2018 Outlook: Barber has racked up 163 carries and 21 receptions since he was signed by Tampa Bay as an undrafted free agent in 2016. Barber's efficiency hasn't been spectacular (3.96 YPC, 1.75 YAC), but he managed a trio of top-20 fantasy weeks in place of Doug Martin late in the 2017 season. Barber has a shot to open 2018 as the Buccaneers' No. 2 back, but second-round pick Ronald Jones II figures to immediately step in as the team's featured back ,and Charles Sims is also in the mix. Barber is no more than a handcuff.
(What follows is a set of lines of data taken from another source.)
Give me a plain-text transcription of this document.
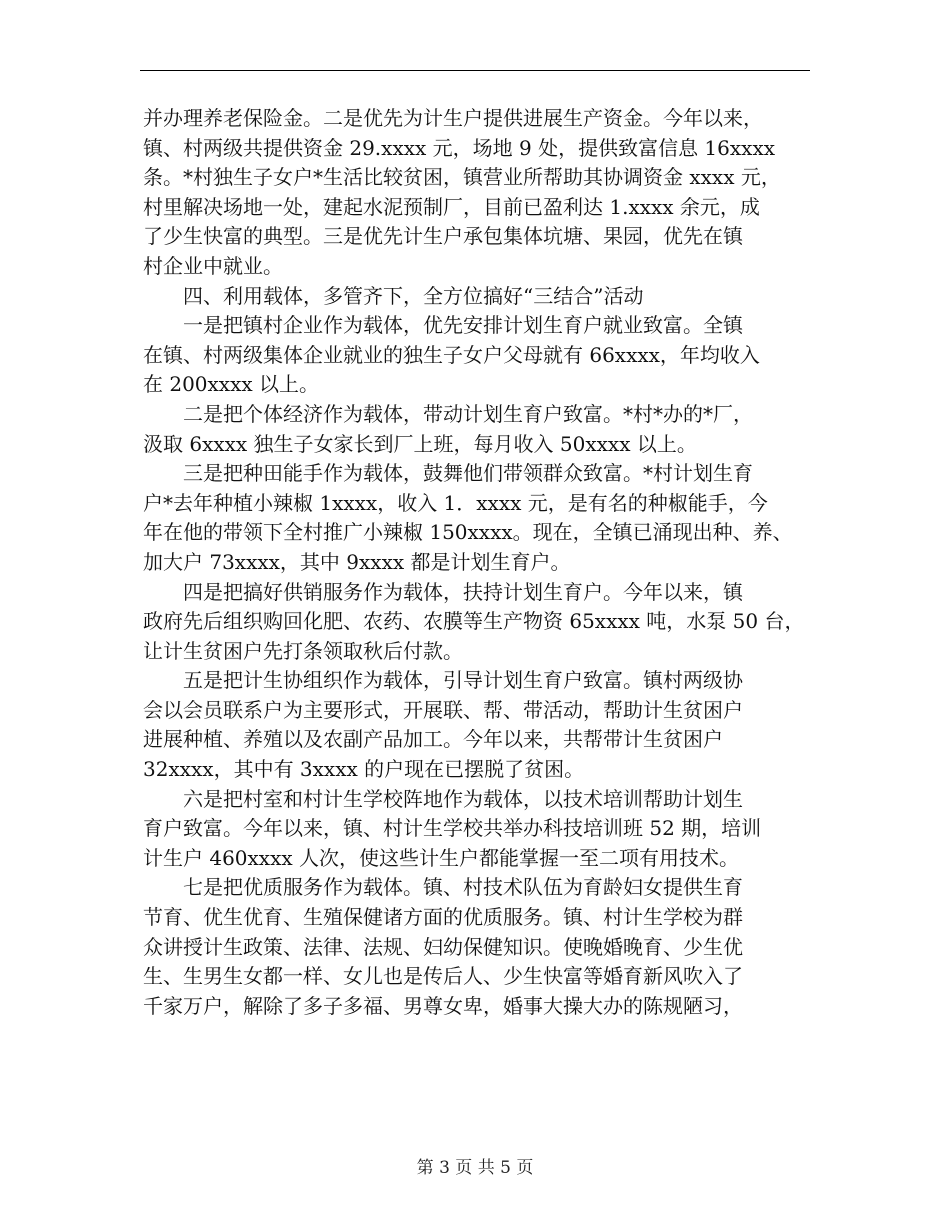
并办理养老保险金。二是优先为计生户提供进展生产资金。今年以来，
镇、村两级共提供资金 29.xxxx 元，场地 9 处，提供致富信息 16xxxx
条。*村独生子女户*生活比较贫困，镇营业所帮助其协调资金 xxxx 元，
村里解决场地一处，建起水泥预制厂，目前已盈利达 1.xxxx 余元，成
了少生快富的典型。三是优先计生户承包集体坑塘、果园，优先在镇
村企业中就业。
四、利用载体，多管齐下，全方位搞好“三结合”活动
一是把镇村企业作为载体，优先安排计划生育户就业致富。全镇
在镇、村两级集体企业就业的独生子女户父母就有 66xxxx，年均收入
在 200xxxx 以上。
二是把个体经济作为载体，带动计划生育户致富。*村*办的*厂，
汲取 6xxxx 独生子女家长到厂上班，每月收入 50xxxx 以上。
三是把种田能手作为载体，鼓舞他们带领群众致富。*村计划生育
户*去年种植小辣椒 1xxxx，收入 1．xxxx 元，是有名的种椒能手，今
年在他的带领下全村推广小辣椒 150xxxx。现在，全镇已涌现出种、养、
加大户 73xxxx，其中 9xxxx 都是计划生育户。
四是把搞好供销服务作为载体，扶持计划生育户。今年以来，镇
政府先后组织购回化肥、农药、农膜等生产物资 65xxxx 吨，水泵 50 台，
让计生贫困户先打条领取秋后付款。
五是把计生协组织作为载体，引导计划生育户致富。镇村两级协
会以会员联系户为主要形式，开展联、帮、带活动，帮助计生贫困户
进展种植、养殖以及农副产品加工。今年以来，共帮带计生贫困户
32xxxx，其中有 3xxxx 的户现在已摆脱了贫困。
六是把村室和村计生学校阵地作为载体，以技术培训帮助计划生
育户致富。今年以来，镇、村计生学校共举办科技培训班 52 期，培训
计生户 460xxxx 人次，使这些计生户都能掌握一至二项有用技术。
七是把优质服务作为载体。镇、村技术队伍为育龄妇女提供生育
节育、优生优育、生殖保健诸方面的优质服务。镇、村计生学校为群
众讲授计生政策、法律、法规、妇幼保健知识。使晚婚晚育、少生优
生、生男生女都一样、女儿也是传后人、少生快富等婚育新风吹入了
千家万户，解除了多子多福、男尊女卑，婚事大操大办的陈规陋习，
第 3 页 共 5 页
2018 Outlook: Gore has been one of the best backs in football over the past decade or so, racking up 14,026 yards and 77 touchdowns on 3,226 carries in 13 seasons with the 49ers and Colts. Now 35 years old, Gore heads back home to Miami, where he'll compete with 24-year-old Kenyan Drake for touches. Although Gore has ranked in the top 12 at the position in each of the past seven seasons, his rushing efficiency has dropped off dramatically in recent years (3.77 YPC since 2015). At this stage of his career, Gore is more likely to be a thorn in the side of those invested in Drake than he is to be a fantasy-relevant producer.